Optimizing Inference-Time Compute for Medical Reasoning via Uncertainty Quantification
Shaohao Rui ⋅ Kaitao Chen ⋅ Weijie Ma ⋅ Xiaosong Wang
Abstract
Extended Chain-of-Thought (CoT) reasoning has significantly bolstered the capabilities of medical large language models (LLMs). However, current models exhibit static computational expenditure, applying lengthy reasoning processes indiscriminately to both simple queries and complex diagnostic cases. This inefficiency is particularly prohibitive in real-world healthcare, where clinical scenarios range from time-sensitive emergencies requiring rapid response to intricate pathologies demanding deep analysis.

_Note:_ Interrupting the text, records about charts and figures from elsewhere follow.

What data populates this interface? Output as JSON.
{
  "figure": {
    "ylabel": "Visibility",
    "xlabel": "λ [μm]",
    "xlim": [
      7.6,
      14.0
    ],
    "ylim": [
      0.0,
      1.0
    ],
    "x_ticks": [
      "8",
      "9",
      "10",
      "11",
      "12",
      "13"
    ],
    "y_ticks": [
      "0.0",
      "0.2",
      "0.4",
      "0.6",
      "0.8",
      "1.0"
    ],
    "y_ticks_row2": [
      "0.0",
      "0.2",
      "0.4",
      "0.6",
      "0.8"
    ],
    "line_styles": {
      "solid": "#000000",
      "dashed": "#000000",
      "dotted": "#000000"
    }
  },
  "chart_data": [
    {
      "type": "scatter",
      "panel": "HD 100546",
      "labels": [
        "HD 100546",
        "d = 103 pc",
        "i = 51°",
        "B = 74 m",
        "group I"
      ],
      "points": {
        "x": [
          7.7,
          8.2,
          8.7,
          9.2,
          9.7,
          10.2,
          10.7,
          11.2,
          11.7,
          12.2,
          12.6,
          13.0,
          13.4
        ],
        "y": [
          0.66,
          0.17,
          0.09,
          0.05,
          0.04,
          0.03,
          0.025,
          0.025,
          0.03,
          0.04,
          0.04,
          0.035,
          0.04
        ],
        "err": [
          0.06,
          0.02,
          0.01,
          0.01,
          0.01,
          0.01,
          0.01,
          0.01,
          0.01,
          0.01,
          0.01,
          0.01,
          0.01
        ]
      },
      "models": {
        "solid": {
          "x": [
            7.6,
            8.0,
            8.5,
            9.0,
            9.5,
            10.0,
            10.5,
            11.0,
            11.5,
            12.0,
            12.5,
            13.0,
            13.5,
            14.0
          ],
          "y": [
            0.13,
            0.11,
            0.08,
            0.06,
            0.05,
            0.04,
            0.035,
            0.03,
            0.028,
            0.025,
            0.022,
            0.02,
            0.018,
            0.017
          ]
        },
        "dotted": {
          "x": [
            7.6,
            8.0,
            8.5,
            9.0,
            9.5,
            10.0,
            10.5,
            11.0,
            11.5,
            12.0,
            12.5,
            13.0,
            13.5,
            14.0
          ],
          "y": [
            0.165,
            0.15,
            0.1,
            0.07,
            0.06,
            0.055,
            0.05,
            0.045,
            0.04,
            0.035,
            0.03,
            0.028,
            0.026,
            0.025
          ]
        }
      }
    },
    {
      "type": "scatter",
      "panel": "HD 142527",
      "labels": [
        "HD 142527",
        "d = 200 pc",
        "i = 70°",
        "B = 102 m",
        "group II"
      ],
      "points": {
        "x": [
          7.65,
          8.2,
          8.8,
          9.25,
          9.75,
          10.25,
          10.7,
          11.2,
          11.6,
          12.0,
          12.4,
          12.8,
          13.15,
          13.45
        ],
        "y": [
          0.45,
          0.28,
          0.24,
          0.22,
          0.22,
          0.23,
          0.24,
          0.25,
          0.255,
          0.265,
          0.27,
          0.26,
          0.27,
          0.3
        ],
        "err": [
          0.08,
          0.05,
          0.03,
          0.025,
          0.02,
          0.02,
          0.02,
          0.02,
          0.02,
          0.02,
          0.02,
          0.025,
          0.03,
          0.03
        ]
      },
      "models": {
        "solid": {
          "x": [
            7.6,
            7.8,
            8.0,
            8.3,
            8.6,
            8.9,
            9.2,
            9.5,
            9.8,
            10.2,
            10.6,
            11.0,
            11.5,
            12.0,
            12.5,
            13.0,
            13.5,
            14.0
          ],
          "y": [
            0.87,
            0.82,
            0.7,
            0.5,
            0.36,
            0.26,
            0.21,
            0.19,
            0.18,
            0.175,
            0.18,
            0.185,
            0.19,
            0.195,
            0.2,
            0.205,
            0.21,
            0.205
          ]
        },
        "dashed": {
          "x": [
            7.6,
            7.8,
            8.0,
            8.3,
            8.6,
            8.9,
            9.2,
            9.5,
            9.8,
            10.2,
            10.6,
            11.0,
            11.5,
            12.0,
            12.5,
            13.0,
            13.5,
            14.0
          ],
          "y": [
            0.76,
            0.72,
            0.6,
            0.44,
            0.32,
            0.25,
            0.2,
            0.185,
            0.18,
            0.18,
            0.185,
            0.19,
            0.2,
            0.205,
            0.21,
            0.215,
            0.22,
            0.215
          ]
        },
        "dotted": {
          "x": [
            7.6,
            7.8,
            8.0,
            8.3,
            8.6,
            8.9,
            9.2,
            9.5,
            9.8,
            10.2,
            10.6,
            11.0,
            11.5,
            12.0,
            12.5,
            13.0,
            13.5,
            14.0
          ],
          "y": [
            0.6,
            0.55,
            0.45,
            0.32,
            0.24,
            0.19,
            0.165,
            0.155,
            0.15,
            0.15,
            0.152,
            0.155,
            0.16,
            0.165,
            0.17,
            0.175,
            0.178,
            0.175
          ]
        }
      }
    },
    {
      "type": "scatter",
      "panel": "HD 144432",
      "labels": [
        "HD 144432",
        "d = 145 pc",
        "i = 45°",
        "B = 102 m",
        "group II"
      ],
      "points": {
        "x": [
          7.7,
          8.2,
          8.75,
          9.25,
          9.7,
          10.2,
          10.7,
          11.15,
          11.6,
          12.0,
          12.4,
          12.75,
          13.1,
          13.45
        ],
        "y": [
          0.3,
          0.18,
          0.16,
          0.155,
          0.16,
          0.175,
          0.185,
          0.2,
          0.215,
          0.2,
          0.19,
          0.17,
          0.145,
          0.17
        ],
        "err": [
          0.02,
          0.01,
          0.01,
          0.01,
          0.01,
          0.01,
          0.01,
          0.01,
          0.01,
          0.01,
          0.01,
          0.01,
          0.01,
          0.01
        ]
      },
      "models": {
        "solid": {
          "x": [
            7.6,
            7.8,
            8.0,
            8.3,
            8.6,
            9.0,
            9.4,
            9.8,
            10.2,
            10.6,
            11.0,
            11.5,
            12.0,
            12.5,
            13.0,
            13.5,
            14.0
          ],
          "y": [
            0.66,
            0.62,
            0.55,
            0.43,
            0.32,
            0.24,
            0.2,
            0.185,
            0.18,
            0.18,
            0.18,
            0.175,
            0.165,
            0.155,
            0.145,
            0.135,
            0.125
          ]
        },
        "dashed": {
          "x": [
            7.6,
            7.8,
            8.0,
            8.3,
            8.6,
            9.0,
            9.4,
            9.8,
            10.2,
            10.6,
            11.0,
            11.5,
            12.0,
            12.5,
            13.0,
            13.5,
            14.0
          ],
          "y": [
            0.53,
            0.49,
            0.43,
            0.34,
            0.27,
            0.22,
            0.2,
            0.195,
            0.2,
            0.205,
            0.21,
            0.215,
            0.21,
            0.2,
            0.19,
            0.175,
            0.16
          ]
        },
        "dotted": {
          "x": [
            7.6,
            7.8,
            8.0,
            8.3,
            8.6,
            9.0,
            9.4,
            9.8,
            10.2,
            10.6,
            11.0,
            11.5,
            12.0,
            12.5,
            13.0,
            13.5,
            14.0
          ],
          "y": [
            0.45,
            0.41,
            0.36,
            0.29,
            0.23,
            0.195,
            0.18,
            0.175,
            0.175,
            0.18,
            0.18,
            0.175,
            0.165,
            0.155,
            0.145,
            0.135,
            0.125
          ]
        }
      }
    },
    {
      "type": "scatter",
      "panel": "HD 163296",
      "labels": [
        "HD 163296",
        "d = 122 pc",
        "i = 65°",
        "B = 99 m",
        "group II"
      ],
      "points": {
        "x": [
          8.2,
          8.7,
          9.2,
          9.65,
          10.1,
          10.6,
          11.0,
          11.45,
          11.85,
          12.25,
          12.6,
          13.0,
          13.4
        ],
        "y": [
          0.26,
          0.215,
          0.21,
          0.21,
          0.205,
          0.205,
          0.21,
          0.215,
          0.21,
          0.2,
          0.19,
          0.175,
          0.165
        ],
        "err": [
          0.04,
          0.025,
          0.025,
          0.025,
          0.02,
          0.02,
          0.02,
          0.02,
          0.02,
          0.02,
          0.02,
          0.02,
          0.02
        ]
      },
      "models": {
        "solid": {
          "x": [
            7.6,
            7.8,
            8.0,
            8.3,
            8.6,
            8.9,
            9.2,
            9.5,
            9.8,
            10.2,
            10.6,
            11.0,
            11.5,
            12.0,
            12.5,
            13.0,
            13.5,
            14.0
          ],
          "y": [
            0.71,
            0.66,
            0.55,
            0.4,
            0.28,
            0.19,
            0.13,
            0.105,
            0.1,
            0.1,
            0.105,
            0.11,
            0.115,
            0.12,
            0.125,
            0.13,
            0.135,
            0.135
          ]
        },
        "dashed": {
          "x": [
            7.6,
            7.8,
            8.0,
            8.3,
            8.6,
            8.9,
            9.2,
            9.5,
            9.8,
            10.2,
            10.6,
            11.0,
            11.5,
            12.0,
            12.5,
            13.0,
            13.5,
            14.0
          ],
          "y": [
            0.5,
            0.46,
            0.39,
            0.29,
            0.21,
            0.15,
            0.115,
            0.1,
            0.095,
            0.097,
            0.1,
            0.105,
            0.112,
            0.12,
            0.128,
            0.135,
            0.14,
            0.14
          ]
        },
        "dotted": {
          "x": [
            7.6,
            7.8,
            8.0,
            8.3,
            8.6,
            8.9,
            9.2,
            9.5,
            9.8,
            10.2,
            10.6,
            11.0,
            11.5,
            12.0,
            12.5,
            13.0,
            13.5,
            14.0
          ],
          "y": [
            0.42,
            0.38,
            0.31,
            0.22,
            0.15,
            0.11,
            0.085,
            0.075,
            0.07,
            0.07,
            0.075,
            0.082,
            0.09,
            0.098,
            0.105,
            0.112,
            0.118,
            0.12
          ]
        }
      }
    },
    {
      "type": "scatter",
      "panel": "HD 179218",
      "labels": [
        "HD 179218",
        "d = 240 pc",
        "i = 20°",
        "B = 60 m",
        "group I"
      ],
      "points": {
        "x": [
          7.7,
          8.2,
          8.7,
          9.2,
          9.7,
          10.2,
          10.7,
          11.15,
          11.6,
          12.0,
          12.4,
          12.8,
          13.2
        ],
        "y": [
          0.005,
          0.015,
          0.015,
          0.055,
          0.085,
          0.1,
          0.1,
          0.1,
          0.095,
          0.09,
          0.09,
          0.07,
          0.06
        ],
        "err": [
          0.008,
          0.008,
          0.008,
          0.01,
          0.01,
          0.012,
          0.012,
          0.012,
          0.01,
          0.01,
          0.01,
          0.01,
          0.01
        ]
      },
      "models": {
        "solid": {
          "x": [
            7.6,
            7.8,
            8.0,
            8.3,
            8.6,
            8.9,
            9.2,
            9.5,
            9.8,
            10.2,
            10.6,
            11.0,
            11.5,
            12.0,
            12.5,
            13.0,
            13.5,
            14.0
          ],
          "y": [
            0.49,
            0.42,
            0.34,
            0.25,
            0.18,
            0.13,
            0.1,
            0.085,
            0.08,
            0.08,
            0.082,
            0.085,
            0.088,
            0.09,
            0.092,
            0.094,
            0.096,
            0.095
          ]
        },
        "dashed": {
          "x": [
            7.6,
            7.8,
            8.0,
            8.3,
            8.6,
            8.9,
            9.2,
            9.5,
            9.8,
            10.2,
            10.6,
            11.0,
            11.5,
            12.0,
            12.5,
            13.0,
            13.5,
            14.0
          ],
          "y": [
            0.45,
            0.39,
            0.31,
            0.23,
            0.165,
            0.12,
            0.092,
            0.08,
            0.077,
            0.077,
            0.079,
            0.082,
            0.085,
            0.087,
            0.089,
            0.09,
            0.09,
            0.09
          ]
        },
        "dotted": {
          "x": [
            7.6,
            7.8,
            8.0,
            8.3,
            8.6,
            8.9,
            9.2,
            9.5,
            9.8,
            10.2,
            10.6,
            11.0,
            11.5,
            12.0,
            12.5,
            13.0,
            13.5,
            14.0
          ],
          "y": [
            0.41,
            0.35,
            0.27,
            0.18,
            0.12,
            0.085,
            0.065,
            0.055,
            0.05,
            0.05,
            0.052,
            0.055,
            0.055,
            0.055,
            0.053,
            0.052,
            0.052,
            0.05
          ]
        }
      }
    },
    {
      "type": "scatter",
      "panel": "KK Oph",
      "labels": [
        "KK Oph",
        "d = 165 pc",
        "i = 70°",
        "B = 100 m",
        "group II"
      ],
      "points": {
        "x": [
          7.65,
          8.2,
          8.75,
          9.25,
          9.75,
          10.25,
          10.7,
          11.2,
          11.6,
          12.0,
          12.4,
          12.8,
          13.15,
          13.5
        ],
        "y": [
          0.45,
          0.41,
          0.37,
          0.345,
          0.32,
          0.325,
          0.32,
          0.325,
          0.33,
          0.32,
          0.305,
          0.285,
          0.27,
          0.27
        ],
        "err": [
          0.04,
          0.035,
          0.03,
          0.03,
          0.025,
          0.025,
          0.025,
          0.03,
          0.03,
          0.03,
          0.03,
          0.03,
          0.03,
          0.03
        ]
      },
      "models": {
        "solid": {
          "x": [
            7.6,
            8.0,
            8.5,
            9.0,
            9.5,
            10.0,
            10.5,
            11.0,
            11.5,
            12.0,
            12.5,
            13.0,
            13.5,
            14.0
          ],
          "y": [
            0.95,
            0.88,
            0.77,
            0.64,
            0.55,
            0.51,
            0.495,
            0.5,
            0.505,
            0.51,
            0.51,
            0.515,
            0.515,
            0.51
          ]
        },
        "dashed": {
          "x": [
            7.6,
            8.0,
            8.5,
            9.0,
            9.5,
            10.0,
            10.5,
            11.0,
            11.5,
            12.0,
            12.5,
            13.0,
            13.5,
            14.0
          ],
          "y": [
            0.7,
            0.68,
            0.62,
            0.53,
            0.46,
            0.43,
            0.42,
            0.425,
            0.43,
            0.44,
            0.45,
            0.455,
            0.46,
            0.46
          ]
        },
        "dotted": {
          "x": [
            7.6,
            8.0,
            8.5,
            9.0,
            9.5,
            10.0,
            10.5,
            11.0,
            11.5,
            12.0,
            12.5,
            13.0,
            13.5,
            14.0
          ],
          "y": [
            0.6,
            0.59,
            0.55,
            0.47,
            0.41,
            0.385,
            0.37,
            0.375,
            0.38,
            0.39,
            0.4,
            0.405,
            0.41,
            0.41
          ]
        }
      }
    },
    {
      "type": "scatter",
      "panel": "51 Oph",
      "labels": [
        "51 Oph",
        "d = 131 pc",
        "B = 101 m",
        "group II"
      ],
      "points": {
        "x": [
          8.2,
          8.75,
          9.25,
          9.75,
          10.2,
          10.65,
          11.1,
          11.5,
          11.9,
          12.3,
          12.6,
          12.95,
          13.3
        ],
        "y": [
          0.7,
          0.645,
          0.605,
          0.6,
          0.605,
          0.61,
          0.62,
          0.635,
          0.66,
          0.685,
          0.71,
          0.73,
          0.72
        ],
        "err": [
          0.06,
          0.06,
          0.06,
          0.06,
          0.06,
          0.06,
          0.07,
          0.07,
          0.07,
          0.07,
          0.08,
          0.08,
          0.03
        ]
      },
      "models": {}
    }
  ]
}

To address this, we propose **AdaThink-Med**, an end-to-end framework for adaptive reasoning via uncertainty-guided length calibration. Although the underlying mechanism is generalizable, we demonstrate its critical value in the medical domain, where balancing inference latency with diagnostic precision is paramount. AdaThink-Med leverages entropy-based uncertainty estimation within reinforcement fine-tuning to dynamically shape reward signals: it penalizes verbosity for high-confidence correct answers (e.g., straightforward knowledge retrieval) while incentivizing extended exploration for uncertain or ambiguous scenarios. Across six medical benchmarks, AdaThink-Med reduces inference token consumption by $4.7\times$ to $6.4\times$ on Qwen and Llama architectures, respectively, with minimal performance trade-offs. Notably, the model spontaneously develops distinct "non-thinking'' and "thinking'' modes, demonstrating an autonomous ability to allocate computational resources efficiently based on clinical urgency and complexity.